U.S. Pat. No. 5,469,384 issued to Timothy M. Lacey on discloses a nonvolatile memory circuit that includes a load line circuit having two different impedance paths. One path is enabled to program one bit. A second, lower impedance path is used to program multiple (four) bits.
U.S. Pat. No. 5,398,203 issued to Bruce Prickett, Jr. discloses an EPROM programming circuit in which the current supplied to bit lines during programming is limited by a device in the load line that is placed into a linear mode of operation when bit line currents exceed desired levels.
U.S. Pat. No. 5,553,020 issued to Keeney et al. discloses a flash EEPROM device wherein the gate voltage is ramped to limit programming current.

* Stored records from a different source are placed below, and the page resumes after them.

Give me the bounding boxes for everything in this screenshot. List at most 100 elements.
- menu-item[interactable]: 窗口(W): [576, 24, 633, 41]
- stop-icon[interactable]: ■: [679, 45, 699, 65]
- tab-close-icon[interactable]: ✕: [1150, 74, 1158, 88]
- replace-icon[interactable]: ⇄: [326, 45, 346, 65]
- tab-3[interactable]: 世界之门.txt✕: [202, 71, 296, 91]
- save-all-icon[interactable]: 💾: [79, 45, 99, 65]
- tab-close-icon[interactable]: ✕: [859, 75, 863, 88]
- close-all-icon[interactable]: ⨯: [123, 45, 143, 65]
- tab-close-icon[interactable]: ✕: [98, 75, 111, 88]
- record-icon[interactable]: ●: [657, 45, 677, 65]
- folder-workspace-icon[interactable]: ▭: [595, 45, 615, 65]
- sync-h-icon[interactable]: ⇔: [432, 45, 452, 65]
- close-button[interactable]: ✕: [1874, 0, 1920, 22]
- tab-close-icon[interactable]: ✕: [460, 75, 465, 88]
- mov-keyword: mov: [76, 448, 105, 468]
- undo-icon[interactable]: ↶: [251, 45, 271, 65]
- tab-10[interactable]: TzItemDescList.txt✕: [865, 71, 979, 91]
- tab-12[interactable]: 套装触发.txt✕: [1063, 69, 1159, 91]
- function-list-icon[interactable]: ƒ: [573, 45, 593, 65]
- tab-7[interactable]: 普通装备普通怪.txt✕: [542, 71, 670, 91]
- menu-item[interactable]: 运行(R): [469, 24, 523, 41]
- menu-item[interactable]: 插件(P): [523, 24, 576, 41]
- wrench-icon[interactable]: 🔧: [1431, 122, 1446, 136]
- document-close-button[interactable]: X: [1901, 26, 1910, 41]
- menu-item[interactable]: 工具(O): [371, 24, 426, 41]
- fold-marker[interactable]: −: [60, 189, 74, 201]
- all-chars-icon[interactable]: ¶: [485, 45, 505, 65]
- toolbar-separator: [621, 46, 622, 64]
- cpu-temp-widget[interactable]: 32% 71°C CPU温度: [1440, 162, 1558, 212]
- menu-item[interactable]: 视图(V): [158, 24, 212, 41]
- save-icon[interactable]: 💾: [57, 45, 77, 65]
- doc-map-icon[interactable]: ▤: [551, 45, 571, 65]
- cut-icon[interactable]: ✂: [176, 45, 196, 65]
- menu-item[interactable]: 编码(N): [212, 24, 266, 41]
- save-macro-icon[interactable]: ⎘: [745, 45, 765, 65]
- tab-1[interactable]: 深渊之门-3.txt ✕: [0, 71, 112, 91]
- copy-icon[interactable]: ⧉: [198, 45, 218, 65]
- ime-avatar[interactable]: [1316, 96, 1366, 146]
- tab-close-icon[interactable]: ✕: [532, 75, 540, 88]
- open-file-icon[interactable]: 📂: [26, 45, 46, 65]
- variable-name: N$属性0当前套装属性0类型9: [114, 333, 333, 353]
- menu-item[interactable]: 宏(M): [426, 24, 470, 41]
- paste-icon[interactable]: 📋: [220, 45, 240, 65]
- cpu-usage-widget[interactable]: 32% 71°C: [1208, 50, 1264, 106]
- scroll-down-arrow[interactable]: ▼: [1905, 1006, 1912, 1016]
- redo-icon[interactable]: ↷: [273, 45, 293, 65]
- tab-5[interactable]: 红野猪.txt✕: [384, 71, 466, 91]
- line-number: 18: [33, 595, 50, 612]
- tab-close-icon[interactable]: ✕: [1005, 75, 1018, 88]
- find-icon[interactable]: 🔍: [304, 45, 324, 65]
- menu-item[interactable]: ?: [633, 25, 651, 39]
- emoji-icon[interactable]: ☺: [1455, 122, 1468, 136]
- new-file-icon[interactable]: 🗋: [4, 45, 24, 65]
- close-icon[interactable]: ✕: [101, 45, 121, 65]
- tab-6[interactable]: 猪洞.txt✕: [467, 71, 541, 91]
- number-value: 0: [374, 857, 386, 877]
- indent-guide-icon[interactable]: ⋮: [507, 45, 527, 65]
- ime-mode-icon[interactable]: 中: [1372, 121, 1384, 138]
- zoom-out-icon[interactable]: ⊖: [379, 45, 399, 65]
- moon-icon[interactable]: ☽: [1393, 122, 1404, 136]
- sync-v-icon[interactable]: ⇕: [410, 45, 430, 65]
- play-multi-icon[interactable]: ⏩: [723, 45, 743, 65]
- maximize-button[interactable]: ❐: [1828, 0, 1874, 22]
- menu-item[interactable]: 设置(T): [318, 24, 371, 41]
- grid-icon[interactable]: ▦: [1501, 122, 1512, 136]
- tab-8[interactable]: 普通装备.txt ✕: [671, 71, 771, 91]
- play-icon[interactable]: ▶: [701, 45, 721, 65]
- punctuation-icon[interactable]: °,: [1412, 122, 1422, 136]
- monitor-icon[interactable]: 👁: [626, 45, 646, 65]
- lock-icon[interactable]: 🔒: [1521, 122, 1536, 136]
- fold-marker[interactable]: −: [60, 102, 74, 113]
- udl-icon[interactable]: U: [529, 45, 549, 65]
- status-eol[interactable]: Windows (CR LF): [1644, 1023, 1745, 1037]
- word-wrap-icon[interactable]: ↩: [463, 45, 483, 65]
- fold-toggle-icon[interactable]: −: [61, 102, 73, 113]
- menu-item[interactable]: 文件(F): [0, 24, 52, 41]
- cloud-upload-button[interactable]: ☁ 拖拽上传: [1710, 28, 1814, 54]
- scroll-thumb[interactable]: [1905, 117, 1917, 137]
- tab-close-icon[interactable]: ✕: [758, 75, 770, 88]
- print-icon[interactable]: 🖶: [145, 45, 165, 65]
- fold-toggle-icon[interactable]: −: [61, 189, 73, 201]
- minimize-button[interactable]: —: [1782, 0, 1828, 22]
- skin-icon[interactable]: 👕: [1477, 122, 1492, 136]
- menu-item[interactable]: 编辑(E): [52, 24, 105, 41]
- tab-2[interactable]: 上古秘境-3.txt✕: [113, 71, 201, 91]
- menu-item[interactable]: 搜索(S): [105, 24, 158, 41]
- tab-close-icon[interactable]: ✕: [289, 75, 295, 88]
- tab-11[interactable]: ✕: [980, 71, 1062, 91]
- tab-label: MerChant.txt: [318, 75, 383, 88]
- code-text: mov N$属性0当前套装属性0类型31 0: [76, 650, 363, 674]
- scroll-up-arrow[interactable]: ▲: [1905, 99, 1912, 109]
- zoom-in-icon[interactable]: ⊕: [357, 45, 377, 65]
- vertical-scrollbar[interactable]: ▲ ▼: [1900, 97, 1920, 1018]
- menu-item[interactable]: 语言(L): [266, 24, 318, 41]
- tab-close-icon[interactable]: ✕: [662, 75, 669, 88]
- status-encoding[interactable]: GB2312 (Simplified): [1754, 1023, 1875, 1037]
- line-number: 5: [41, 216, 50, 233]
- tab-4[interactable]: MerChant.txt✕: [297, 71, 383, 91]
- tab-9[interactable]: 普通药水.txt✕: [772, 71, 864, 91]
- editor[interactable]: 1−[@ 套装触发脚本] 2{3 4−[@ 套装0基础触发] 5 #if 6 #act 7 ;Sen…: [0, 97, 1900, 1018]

FIG. 4 sets forth a prior art arrangement in which a combination of a local sense amplifier, program load circuit, and data latch are provided for each array. One array is designated as reference character 40. A column selector 41 is disposed adjacent to the array 40, and according to column select signals, couples bit lines in the array to local data I/O lines 42. Each local data I/O line 42 is coupled to a sense amplifier 43/program load circuit 44/latch 45 combination. Such an arrangement eliminates the majority of the load line impedance, but requires that valuable area be dedicated to the circuits next to the array for higher density EPROMs. Further, the sense amplifier/program load circuit/latch combination should be placed within the pitch of the local data I/O lines 42.
It would be desirable to be able to provide a programming voltage to EPROM cells in large density memories without having to be concerned with the effects of the architecture on the programming load line.